Anne Lafont, Clark Professor for the Academic Year 2021-2022, is a director of studies l’École des hautes études en sciences sociales in Paris, where she leads a research cluster titled “Histoire de l’art et créolités.” She is a specialist on eighteenth- and nineteenth-century art and visual culture in the transatlantic world. She is the author of numerous books, including L’artiste savant à la conquête du monde moderne (2010), 1740, un abrégé du monde, Savoirs et collections autour de Dezallier d’Argenville (2012), and, most recently, L’art et la race: L’Africain (tout) contre l’œil des Lumières (2019). She was co-editor, with Melissa Hyde, of Plumes et Pinceaux. Discours de femmes sur l’art en Europe 1750-1850, (2012).

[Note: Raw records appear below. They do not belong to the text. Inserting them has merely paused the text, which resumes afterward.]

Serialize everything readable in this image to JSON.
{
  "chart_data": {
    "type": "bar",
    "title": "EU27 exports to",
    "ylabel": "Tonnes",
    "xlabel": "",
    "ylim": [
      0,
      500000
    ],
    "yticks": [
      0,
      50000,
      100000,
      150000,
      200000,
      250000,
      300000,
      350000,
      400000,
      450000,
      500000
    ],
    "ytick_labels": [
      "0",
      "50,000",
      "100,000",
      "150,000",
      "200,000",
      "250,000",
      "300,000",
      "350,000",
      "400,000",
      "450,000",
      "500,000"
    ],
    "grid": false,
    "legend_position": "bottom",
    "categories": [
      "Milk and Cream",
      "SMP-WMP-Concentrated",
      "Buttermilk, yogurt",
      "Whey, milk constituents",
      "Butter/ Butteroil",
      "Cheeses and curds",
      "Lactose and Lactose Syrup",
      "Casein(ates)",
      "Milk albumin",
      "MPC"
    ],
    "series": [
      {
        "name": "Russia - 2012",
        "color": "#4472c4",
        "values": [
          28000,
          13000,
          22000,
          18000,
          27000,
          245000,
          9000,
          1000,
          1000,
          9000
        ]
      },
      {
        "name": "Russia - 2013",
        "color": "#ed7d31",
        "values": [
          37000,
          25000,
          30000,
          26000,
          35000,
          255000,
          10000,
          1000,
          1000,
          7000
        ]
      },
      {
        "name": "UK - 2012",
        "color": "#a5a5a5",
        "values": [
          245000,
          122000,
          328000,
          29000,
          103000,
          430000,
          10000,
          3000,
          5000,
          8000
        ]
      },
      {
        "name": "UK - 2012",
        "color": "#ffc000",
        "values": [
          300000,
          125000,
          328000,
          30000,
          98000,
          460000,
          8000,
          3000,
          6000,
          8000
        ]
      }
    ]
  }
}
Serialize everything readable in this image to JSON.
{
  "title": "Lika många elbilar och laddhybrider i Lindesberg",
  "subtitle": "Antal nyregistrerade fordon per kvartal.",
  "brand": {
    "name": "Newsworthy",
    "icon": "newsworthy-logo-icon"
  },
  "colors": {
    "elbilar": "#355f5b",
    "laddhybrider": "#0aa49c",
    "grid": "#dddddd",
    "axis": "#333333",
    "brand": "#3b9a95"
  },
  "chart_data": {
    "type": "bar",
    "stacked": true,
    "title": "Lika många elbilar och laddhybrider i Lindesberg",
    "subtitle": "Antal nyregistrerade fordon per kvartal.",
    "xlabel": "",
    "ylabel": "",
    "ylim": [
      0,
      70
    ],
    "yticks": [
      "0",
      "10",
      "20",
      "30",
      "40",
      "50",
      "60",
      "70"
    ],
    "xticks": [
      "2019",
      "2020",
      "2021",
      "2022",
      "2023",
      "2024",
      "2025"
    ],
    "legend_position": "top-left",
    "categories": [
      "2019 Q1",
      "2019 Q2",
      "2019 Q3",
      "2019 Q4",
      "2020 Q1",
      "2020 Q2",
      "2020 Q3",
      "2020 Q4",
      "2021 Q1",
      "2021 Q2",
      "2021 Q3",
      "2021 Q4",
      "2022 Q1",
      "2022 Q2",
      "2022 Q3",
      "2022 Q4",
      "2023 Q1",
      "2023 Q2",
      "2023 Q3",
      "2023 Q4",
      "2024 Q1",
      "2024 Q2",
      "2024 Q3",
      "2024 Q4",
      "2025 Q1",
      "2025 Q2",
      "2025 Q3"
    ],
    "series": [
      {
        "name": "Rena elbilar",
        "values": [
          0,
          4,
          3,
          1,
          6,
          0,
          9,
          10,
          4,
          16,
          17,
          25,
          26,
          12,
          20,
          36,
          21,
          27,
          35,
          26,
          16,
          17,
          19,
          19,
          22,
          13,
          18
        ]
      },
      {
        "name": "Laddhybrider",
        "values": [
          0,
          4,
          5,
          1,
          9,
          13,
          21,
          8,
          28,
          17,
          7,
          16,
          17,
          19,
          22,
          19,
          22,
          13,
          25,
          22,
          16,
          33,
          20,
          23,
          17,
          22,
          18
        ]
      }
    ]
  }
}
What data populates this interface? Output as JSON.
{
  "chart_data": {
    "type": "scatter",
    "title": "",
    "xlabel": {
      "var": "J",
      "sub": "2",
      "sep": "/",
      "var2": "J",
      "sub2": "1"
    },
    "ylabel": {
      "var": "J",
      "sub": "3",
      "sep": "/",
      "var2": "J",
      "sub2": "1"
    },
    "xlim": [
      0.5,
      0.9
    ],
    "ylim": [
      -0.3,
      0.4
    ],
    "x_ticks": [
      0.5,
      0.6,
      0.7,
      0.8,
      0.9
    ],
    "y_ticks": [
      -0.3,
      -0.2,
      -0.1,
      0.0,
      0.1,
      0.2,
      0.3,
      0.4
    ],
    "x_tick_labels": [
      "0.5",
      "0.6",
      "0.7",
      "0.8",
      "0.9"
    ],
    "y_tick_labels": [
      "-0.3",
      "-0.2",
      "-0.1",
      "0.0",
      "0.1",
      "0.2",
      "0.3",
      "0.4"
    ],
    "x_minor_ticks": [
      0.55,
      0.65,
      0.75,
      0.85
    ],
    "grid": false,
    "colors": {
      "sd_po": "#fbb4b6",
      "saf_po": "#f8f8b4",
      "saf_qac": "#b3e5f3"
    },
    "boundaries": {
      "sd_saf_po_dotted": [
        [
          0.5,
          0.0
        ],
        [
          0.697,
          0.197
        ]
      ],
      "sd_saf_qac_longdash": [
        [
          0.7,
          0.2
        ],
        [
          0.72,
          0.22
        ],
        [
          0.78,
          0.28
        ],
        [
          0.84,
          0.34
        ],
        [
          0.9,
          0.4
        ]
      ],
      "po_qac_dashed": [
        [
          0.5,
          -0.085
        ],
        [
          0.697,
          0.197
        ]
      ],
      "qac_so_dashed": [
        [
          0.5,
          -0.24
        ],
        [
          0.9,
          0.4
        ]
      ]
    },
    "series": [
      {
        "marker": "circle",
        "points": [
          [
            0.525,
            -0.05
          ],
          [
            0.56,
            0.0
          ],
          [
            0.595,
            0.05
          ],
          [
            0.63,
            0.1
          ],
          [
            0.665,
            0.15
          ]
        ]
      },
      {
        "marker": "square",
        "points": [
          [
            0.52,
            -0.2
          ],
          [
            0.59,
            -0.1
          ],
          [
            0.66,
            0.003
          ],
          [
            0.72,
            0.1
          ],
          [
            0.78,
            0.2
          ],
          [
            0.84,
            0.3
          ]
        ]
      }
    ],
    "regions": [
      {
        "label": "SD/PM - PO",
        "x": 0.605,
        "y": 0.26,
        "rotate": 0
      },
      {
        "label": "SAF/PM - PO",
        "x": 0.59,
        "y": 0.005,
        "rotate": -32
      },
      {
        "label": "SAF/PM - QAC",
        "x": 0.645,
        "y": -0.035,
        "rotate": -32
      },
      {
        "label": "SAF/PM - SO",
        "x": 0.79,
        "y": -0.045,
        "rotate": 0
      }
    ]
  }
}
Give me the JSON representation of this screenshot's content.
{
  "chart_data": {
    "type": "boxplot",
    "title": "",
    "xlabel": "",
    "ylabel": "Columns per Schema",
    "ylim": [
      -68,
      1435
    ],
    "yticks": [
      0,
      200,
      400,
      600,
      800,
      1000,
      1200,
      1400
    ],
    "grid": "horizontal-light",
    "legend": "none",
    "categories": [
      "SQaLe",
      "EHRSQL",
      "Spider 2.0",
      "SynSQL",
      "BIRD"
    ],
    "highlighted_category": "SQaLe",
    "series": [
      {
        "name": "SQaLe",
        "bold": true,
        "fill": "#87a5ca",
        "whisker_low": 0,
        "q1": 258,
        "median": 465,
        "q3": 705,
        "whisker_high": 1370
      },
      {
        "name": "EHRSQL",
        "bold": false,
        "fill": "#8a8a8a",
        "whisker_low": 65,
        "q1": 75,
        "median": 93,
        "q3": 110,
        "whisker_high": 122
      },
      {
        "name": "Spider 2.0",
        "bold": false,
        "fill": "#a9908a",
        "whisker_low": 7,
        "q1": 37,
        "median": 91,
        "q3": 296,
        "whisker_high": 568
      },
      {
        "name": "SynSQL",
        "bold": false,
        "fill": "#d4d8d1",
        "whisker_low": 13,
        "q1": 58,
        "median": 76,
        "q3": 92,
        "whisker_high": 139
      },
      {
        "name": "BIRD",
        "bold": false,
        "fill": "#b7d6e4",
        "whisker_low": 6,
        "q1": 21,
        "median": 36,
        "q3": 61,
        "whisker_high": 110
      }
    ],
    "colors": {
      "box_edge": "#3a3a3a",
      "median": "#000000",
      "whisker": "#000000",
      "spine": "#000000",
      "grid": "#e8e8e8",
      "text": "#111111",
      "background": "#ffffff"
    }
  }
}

From 2013 to 2017 she was editor in chief of Perspective, the journal of the Institut national d’histoire de l’art (INHA).
Kobena Mercer, Clark Professor for the Academic year 2022-2023, is Professor in History of Art and African American Studies at Yale University. He teaches modern and contemporary art in the Black Atlantic, examining African American, Caribbean and Black British artists with critical methods from cultural studies. He is author of studies of James Van Der Zee, Romare Bearden and Adrian Piper, Isaac Julien and Rotimi Fani-Kayode and he edited the Annotating Art’s Histories series, whose titles are Cosmopolitan Modernisms (2005), Discrepant Abstraction (2006), Pop Art and Vernacular Cultures (2007) and Exiles, Diasporas & Strangers (2008). Recent publications include ‘The Cross-Cultural and the Contemporary,’ in 21st Century: Art of the First Decade, (2011) and ‘Art History after Globalization,’ in Colonial Modern: Aesthetics of the Past, Rebellions for the Future (2010), and Travel & See: Black Diaspora Art Practices since the 1980s (2016). He is an inaugural recipient of the 2006 Clark Prize for Excellence in Arts Writing.